Of course, the whole reason for Dry January is to cleanse the system of the after-effects of Christmas. Any partakers in it can congratulate themselves on having enjoyed weeks without the unpleasantness of feeling ‘crapulent’, ‘cropsick’, or ‘wamble-cropped’: three expressive words for the dreaded hangover, or what in Germany they call a Katzenjammer, in which the drinker’s moans are compared to the wailing of a very miserable cat.
No need for a hair of the dog either: an expression which was once scarily literal. In the Middle Ages, anyone bitten by a stray dog would run after the offending animal and attempt to pluck out one of its hairs – a poultice with that hair was believed to cure the wound. The idea was soon transferred to drinking a smidgen of the alcohol that caused a sore head, in the hope of easing it.

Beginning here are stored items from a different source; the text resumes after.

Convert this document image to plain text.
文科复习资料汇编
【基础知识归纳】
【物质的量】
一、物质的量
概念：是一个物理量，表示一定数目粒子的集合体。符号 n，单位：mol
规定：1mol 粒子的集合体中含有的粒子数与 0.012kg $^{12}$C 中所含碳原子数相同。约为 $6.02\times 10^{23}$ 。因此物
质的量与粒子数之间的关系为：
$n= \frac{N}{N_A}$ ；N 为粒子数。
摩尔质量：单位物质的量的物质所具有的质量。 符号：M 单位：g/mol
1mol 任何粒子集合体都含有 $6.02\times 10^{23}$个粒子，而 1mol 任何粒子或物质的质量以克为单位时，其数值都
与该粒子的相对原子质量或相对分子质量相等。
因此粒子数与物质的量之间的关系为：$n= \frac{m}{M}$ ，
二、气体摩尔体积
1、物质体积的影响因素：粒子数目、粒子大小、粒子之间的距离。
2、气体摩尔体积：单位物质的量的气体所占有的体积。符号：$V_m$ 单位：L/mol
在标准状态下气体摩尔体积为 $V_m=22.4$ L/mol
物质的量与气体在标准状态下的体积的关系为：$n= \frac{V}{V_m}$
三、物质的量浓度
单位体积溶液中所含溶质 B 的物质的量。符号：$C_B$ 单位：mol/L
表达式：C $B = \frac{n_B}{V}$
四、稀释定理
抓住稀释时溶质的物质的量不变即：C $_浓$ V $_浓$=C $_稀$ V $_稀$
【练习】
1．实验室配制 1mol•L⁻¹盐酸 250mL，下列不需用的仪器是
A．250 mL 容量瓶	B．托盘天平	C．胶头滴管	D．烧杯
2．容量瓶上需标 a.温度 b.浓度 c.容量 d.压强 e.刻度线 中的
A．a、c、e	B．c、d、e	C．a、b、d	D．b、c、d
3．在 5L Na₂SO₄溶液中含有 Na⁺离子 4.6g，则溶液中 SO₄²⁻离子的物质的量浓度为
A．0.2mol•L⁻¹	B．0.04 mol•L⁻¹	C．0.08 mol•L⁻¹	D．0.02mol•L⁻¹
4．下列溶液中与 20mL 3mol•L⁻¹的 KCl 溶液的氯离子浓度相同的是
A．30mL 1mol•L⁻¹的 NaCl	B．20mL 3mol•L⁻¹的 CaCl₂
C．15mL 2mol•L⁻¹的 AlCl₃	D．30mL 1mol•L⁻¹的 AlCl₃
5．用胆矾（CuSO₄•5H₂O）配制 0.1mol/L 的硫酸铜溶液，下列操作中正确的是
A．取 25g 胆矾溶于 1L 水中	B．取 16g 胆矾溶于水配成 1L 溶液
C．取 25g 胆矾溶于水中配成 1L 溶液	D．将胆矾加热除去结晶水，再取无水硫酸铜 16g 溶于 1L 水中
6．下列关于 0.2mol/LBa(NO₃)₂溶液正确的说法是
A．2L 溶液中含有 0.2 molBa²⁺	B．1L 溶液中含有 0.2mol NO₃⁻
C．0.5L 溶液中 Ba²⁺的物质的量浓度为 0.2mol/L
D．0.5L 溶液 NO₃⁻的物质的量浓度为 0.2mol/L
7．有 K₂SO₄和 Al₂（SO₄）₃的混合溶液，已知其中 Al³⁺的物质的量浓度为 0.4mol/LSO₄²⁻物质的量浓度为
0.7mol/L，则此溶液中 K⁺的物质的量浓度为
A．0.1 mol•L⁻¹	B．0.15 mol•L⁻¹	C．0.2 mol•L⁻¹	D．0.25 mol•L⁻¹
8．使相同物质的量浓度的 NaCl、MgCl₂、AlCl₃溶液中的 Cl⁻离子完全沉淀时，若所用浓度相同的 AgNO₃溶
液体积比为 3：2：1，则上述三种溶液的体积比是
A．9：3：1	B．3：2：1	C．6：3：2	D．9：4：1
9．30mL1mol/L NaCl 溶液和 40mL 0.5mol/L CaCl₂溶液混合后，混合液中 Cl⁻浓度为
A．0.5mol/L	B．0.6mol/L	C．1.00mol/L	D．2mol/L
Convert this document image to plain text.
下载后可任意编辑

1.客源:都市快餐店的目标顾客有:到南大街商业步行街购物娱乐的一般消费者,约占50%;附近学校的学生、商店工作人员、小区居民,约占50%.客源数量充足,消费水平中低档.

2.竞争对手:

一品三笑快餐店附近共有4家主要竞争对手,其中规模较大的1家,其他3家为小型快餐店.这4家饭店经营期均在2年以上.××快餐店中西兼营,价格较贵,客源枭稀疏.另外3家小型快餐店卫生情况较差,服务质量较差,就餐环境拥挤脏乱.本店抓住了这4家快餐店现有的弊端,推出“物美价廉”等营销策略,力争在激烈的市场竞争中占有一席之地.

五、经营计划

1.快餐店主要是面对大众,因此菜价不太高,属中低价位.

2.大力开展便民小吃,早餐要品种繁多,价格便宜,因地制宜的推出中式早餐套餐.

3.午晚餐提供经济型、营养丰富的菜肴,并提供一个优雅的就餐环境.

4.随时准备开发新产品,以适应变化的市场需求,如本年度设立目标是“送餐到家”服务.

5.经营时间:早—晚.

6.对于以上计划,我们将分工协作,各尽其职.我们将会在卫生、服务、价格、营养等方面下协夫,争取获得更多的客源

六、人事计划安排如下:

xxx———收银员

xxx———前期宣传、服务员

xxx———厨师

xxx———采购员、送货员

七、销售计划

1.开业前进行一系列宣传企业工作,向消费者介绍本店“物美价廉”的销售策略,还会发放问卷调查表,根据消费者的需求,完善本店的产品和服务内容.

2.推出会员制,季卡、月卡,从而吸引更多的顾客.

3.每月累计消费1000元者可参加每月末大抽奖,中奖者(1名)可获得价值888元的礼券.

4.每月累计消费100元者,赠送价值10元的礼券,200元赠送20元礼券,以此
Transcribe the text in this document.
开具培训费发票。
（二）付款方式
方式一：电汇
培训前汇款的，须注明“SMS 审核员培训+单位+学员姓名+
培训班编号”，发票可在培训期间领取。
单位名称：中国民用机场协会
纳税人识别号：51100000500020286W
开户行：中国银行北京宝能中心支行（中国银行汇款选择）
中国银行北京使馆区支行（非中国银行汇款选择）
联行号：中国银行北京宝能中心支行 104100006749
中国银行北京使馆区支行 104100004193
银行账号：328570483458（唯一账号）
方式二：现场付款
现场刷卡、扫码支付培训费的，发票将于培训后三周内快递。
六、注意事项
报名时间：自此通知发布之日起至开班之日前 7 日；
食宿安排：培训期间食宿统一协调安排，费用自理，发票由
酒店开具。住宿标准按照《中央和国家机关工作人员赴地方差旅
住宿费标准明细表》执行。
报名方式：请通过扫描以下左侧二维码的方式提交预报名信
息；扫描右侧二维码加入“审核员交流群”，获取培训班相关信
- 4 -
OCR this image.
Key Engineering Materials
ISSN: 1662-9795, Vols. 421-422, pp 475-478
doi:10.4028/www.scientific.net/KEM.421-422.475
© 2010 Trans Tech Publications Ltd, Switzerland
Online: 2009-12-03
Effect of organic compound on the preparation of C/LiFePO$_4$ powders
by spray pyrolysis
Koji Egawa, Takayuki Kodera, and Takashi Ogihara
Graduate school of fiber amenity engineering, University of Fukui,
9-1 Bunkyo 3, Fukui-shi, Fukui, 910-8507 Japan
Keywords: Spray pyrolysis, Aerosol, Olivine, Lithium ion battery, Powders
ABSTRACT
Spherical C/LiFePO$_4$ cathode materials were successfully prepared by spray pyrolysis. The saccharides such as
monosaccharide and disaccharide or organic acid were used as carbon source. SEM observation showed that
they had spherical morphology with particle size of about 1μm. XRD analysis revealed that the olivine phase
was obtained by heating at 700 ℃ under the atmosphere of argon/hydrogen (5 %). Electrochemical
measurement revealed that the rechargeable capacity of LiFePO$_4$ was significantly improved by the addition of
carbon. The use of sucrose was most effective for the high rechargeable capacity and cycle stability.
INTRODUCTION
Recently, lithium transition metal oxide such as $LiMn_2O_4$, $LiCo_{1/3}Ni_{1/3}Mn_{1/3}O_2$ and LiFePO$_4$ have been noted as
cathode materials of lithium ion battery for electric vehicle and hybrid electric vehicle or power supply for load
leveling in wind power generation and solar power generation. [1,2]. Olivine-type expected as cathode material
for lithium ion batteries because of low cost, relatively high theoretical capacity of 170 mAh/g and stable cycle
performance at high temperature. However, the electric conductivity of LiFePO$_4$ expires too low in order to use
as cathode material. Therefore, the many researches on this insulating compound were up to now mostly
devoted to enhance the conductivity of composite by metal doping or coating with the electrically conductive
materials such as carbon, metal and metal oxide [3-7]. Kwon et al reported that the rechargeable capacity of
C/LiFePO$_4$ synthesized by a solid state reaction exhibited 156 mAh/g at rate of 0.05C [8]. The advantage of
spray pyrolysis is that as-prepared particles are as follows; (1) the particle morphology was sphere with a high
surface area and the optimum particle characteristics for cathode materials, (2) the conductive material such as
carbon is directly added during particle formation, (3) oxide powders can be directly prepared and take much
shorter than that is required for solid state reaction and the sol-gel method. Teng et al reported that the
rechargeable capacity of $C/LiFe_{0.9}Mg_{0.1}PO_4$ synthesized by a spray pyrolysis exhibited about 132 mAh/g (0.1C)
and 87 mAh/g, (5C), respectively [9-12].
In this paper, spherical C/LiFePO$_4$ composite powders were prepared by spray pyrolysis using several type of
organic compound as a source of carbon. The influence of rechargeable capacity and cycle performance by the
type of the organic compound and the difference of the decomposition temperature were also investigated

This might seem bizarre, but you ain’t heard nothing yet. People once opted for even more extreme cure-alls for the morning after the night before, from ingesting the ashes of a crab to the drinking of vinegar.
More palatably, just, another tradition involved dropping a particular gemstone into one’s glass before drinking in the belief that it prevented intoxication. ‘Amethyst’ comes from the Greek for ‘not drunken’.
Of course, many of us would ask ‘who needs it?’ Today’s array of mocktails and other non-alcoholic offerings is almost dazzling.
It is perfectly acceptable to be a ‘potpanion’ (fellow drinker) without touching the stronger stuff or painting the town red (an expression whose origins have been claimed by Melton Mowbray, thanks to a night in its town centre when the Marquis of Waterford and a group of friends ran riot with pots of scarlet paint).
The lesson of moderation seems to be everywhere in language. But if you do decide to toast the new year with a drop, go gently. By way of motivation (or threat), I offer you possibly my favourite dialect word of all time. To be ‘crambazzled’, in old Yorkshire-speak, is to be prematurely aged from excess drinking. Not even an amethyst can fix that.